In the early morning of May 31, I walked out the back door of my building to Oak Street with Henry the dog. Oak Street is a block-long high-fashion retail museum where the haute couture show off their latest trendsetting wardrobes in oversize clear glass windows. The Chicago uprising stemming from the George Floyd murder turned Oak Street into a comic book version of a visit from Godzilla. Within hours shattered glass lay strewn on the streets and sidewalks, dismembered mannequins lay naked on the curbs, paper and cardboard boxes lay shredded everywhere. A U-Haul truck perched on the curbside by the shattered window of Dolce & Gabbana. Scavengers foraged through smashed-in Armani’s looking for remnants of the organized looting that had just ended. The street recovered somewhat over the next few months and then bam! On August 10 Godzilla came through again and not only sacked Oak Street, but unloosed a reign of violence and looting all over Chicago’s retail corridors.
Black Lives Matter, a radical national organization became a mainstream darling after the gruesome George Floyd murder. Yes, white people said, we finally get it! We value Black people and their right to self-determination. We want to fight for equitable systems too. We might even support reparations. We’ll try to understand what you mean by “defund the police.” We pledge to learn more about white supremacist, capitalist patriarchy. Ending criminalization of Black communities is our goal too.
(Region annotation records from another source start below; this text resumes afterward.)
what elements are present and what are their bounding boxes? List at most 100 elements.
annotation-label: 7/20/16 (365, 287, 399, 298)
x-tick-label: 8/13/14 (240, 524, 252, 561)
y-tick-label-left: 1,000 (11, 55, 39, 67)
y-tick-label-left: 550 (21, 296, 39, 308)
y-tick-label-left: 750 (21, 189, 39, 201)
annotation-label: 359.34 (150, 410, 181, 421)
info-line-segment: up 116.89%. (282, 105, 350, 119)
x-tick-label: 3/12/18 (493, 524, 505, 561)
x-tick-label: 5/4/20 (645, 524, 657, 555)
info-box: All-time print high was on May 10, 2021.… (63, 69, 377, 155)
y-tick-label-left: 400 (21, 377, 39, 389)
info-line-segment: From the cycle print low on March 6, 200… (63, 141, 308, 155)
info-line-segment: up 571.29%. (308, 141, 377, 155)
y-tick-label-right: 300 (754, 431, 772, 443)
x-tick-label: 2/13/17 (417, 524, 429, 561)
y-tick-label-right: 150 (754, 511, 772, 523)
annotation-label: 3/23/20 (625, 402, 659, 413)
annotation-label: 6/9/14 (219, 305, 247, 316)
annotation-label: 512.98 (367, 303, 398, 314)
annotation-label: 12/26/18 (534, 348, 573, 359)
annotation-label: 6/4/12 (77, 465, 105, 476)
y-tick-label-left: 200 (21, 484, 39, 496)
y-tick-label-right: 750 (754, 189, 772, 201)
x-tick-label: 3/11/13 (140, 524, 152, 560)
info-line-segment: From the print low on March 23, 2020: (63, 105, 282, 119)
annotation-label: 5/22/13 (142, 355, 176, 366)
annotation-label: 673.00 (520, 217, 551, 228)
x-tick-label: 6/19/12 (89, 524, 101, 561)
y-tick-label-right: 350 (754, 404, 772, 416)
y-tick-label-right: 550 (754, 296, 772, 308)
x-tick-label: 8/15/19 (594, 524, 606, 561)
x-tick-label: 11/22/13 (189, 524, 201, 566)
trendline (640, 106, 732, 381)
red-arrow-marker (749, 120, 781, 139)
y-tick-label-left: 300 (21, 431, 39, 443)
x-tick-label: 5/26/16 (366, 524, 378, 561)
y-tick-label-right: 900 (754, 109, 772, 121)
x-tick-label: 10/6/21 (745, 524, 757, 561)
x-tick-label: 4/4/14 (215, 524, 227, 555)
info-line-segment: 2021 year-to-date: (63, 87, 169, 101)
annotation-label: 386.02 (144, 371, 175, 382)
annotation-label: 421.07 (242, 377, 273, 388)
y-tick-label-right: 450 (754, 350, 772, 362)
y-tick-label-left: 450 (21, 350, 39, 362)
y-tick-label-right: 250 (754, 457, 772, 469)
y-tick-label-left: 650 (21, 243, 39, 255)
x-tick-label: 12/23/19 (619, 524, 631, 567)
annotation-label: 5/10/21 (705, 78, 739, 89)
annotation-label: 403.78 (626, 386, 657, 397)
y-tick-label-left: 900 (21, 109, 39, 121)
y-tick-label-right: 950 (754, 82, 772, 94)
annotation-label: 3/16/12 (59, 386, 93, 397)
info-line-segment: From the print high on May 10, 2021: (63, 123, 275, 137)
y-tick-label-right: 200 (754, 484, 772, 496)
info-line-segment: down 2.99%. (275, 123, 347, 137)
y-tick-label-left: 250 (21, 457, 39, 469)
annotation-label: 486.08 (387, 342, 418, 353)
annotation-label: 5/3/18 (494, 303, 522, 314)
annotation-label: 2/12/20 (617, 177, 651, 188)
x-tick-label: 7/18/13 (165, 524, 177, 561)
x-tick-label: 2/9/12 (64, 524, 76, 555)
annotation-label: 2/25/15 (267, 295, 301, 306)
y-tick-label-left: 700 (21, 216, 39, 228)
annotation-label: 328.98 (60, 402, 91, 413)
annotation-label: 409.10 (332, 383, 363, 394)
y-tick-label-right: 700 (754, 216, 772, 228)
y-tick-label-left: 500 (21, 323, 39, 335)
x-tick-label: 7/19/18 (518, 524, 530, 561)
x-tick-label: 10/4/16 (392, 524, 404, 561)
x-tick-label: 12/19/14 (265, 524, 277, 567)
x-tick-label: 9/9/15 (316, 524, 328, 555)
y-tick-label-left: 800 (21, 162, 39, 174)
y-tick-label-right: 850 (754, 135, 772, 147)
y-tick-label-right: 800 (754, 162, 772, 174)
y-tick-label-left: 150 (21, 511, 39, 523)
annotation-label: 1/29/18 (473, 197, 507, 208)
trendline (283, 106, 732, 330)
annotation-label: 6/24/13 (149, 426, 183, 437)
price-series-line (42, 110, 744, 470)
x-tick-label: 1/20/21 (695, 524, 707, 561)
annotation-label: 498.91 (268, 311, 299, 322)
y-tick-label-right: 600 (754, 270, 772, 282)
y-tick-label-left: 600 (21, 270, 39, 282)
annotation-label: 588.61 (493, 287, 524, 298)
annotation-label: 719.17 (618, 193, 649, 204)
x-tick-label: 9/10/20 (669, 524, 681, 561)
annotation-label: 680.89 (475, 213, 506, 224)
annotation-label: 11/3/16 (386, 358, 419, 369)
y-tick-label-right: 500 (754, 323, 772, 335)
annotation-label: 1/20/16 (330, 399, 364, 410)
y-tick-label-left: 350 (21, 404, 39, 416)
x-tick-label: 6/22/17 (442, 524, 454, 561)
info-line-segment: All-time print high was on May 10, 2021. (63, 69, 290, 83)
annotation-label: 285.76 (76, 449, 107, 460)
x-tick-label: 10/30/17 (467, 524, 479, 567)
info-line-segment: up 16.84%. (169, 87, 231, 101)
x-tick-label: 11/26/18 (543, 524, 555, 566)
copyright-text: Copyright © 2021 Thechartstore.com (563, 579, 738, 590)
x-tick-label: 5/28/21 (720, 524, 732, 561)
We’re with you.

A BLM spokesperson stood in front of the police station that held 100 arrestees from the August 10 uprising and announced that BLM considers looting “reparations”, and that downtown attacks will continue until there’s justice and equality in their neighborhoods.
Activist Michael Pfleger appeared hangdog on TV mouthing a familiar plea including words like, “decades of disinvestment and abandonment,” and begging city leaders for a strategy.
“I’ve never seen things worse.” He said.
In 1968 I had an autographed copy of Eldridge Cleaver’s “Soul on Ice”. I have no idea what drew me to anti-racism then or what draws me to it now. But I sure do feel as defeated as Father Pfleger sounds.
And I miss walking Henry through the Oak Street fashion museum.